6. If all the settings are correct, the image assembly is launched. You can see the result in the build logs.

Then there are three new images in Compute Cloud under Images:

• Debian: The basic image with the latest updates.
• Nginx: Debian-based image containing nginx web server.
• Django: An image with the Django framework, based on the Debian image.

Deploy the imagesDeploy the images

Once the images are created, you can use them to create your virtual machines. Create a test infrastructure using Terraform:

1. In the folder with the fork, go to the directory with the Terraform files:

   cd examples/jenkins-packer/terraform
   

2. Rename the terraform.tfvars_example file:

   mv terraform.tfvars_example terraform.tfvars
   

3. Fill in the file fields with the applicable values. See also the Terraform and Yandex Cloud provider documentation.

4. Initialize the Terraform provider by running terraform init.

5. Run terraform plan -var-file="terraform.tfvars". Check the created configuration.

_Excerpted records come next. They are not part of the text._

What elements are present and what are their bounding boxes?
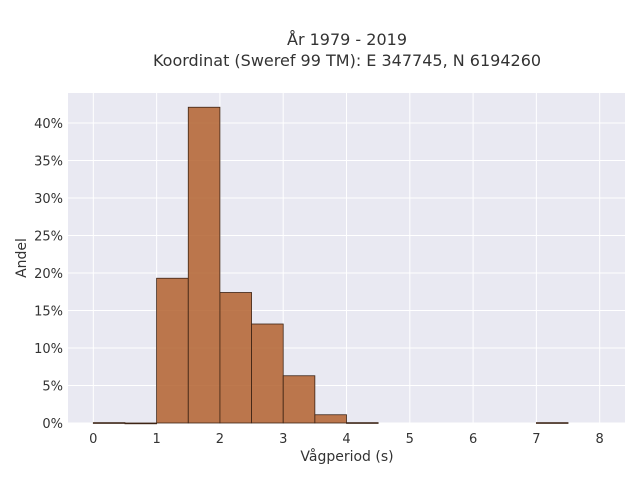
- x-tick-label: 2: [216, 432, 224, 447]
- y-tick-label: 10%: [34, 342, 63, 357]
- histogram-bar: [219, 292, 252, 424]
- histogram-bar: [124, 422, 158, 425]
- y-axis-label: Andel: [14, 238, 30, 278]
- x-tick-label: 4: [342, 432, 350, 447]
- y-tick-label: 5%: [42, 380, 63, 395]
- x-tick-label: 5: [406, 432, 414, 447]
- histogram-bar: [535, 422, 569, 424]
- histogram-bar: [346, 422, 379, 424]
- x-tick-label: 3: [279, 432, 287, 447]
- histogram-bar: [156, 277, 189, 424]
- chart-title-line-2: Koordinat (Sweref 99 TM): E 347745, N 61…: [153, 51, 541, 70]
- y-tick-label: 0%: [42, 417, 63, 432]
- y-tick-label: 40%: [34, 117, 63, 132]
- x-axis-ticks: 0 1 2 3 4 5 6 7 8: [89, 432, 604, 447]
- x-tick-label: 8: [596, 432, 604, 447]
- x-tick-label: 1: [152, 432, 160, 447]
- x-axis-label: Vågperiod (s): [300, 448, 393, 465]
- x-tick-label: 6: [469, 432, 477, 447]
- histogram-bar: [187, 106, 221, 424]
- histogram-bar: [251, 323, 284, 424]
- chart-title-line-1: År 1979 - 2019: [287, 30, 407, 49]
- histogram-bar: [314, 414, 347, 424]
- histogram-bar: [92, 422, 126, 424]
- x-tick-label: 0: [89, 432, 97, 447]
- histogram-bar: [282, 375, 316, 424]
- x-tick-label: 7: [532, 432, 540, 447]
- y-tick-label: 35%: [34, 155, 63, 170]
- y-tick-label: 15%: [34, 305, 63, 320]
- y-axis-ticks: 0% 5% 10% 15% 20% 25% 30% 35% 40%: [34, 117, 63, 432]
- y-tick-label: 30%: [34, 192, 63, 207]
- bars: [92, 106, 569, 425]
- y-tick-label: 20%: [34, 267, 63, 282]
- y-tick-label: 25%: [34, 230, 63, 245]
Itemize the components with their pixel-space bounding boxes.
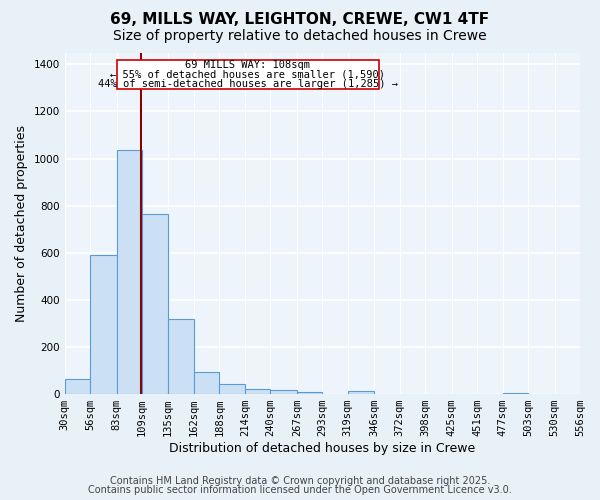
Bar (116, 150, 142, 394)
X-axis label: Distribution of detached houses by size in Crewe: Distribution of detached houses by size … (169, 442, 475, 455)
Bar (271, 390, 297, 394)
Text: Size of property relative to detached houses in Crewe: Size of property relative to detached ho… (113, 29, 487, 43)
Bar (297, 392, 322, 394)
FancyBboxPatch shape (116, 60, 379, 89)
Bar (90, 255, 116, 394)
Bar (245, 389, 271, 394)
Y-axis label: Number of detached properties: Number of detached properties (15, 125, 28, 322)
Bar (65, 379, 90, 394)
Bar (348, 390, 374, 394)
Bar (220, 384, 245, 394)
Bar (167, 318, 194, 394)
Bar (142, 214, 167, 394)
Bar (194, 372, 220, 394)
Text: Contains HM Land Registry data © Crown copyright and database right 2025.: Contains HM Land Registry data © Crown c… (110, 476, 490, 486)
Text: 44% of semi-detached houses are larger (1,285) →: 44% of semi-detached houses are larger (… (98, 78, 398, 88)
Bar (503, 393, 528, 394)
Text: 69 MILLS WAY: 108sqm: 69 MILLS WAY: 108sqm (185, 60, 310, 70)
Text: 69, MILLS WAY, LEIGHTON, CREWE, CW1 4TF: 69, MILLS WAY, LEIGHTON, CREWE, CW1 4TF (110, 12, 490, 28)
Text: Contains public sector information licensed under the Open Government Licence v3: Contains public sector information licen… (88, 485, 512, 495)
Text: ← 55% of detached houses are smaller (1,590): ← 55% of detached houses are smaller (1,… (110, 70, 385, 80)
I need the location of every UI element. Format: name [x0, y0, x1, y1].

6. Run terraform apply and confirm you want to create the infrastructure by typing yes into the terminal prompt.

This will create:

1. A cloud network.
2. Subnets in all availability zones.
3. Virtual machines from images created by Packer. Virtual machines with nginx get public IP addresses. All virtual machines are connected to subnets.

How to delete the resources you createdHow to delete the resources you created

Some resources are not free of charge. To avoid paying for them, delete the resources you no longer need:

• Delete the created VMs.
• Delete the created images.
• Delete the service account and <uername.json>.
• Delete the network and the subnets.

To delete the resources created with Terraform, run terraform destroy.